La complaisance dans les pays riches a un revers : le nombre de gens infectés augmente et, ce qui est plus inquiétant, le nombre de gens qui ne savent pas qu’ils sont infectés est lui aussi en croissance : 56 000 aux États-Unis selon ce professeur de l’Université de Californie à San Francisco, dont un quart l’ignoreraient. Et la moitié sont des jeunes.
Les journaux parlent beaucoup aujourd’hui d’un éventuel vaccin, mais celui-ci demeure un rêve assez lointain —et même un rêve qui a subi des revers, ces dernières années (voir ce texte). La trithérapie demeure, et de loin, le meilleur espoir pour les patients. Ainsi que d’éventuels nouveaux médicaments qui commencent à faire leur chemin dans les études cliniques.
À condition d’identifier les porteurs du virus plus tôt.
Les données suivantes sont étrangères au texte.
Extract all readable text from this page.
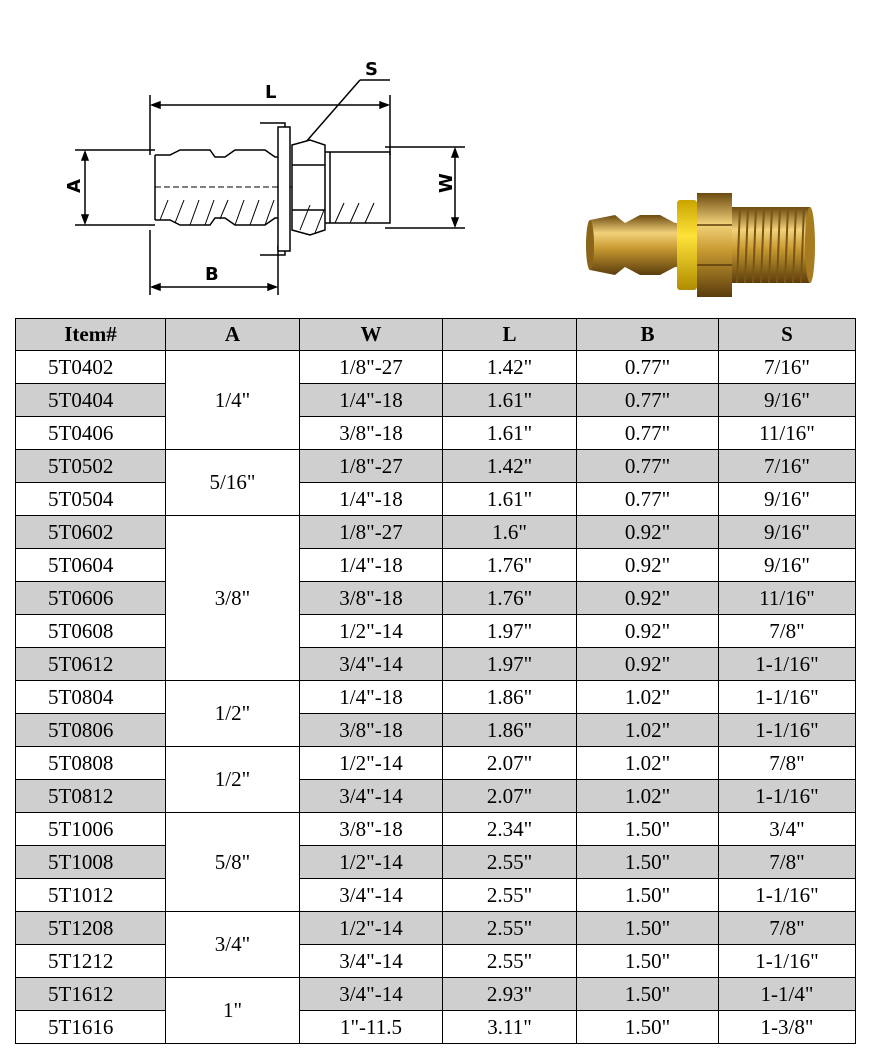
L
S
A	W
B
Item#	A	W	L	B	S
5T0402	1/4"	1/8"-27	1.42"	0.77"	7/16"
5T0404		1/4"-18	1.61"	0.77"	9/16"
5T0406		3/8"-18	1.61"	0.77"	11/16"
5T0502	5/16"	1/8"-27	1.42"	0.77"	7/16"
5T0504		1/4"-18	1.61"	0.77"	9/16"
5T0602	3/8"	1/8"-27	1.6"	0.92"	9/16"
5T0604		1/4"-18	1.76"	0.92"	9/16"
5T0606		3/8"-18	1.76"	0.92"	11/16"
5T0608		1/2"-14	1.97"	0.92"	7/8"
5T0612		3/4"-14	1.97"	0.92"	1-1/16"
5T0804	1/2"	1/4"-18	1.86"	1.02"	1-1/16"
5T0806		3/8"-18	1.86"	1.02"	1-1/16"
5T0808	1/2"	1/2"-14	2.07"	1.02"	7/8"
5T0812		3/4"-14	2.07"	1.02"	1-1/16"
5T1006	5/8"	3/8"-18	2.34"	1.50"	3/4"
5T1008		1/2"-14	2.55"	1.50"	7/8"
5T1012		3/4"-14	2.55"	1.50"	1-1/16"
5T1208	3/4"	1/2"-14	2.55"	1.50"	7/8"
5T1212		3/4"-14	2.55"	1.50"	1-1/16"
5T1612	1"	3/4"-14	2.93"	1.50"	1-1/4"
5T1616		1"-11.5	3.11"	1.50"	1-3/8"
À ce sujet, une étude financée par l’Organisation mondiale de la santé et publiée la semaine dernière dans la revue médicale The Lancet contient une recommandation implicite : des tests de dépistage annuels, chez les populations à risque.
C’est qu’une personne immédiatement traitée a beaucoup plus de chances de survivre qu’une autre qui n’est traitée que lorsque l’infection a gagné du terrain et affaibli son système immunitaire. A défaut d’éliminer le virus, on identifierait les porteurs du virus.
Tout n’est pas noir, parce que la prévention a démontré son efficacité, lorsqu’elle est soutenue par un effort gouvernemental : le Zimbabwe est ainsi un pays d’Afrique qui s’est engagé dès le début des années 1990 dans un vaste effort d’information et de sensibilisation, qui a porté fruit : une diminution de la prévalence du sida chez les adultes, de 23% en 1998 à 20,7% en 2003, selon une étude parue il y a deux ans dans Science.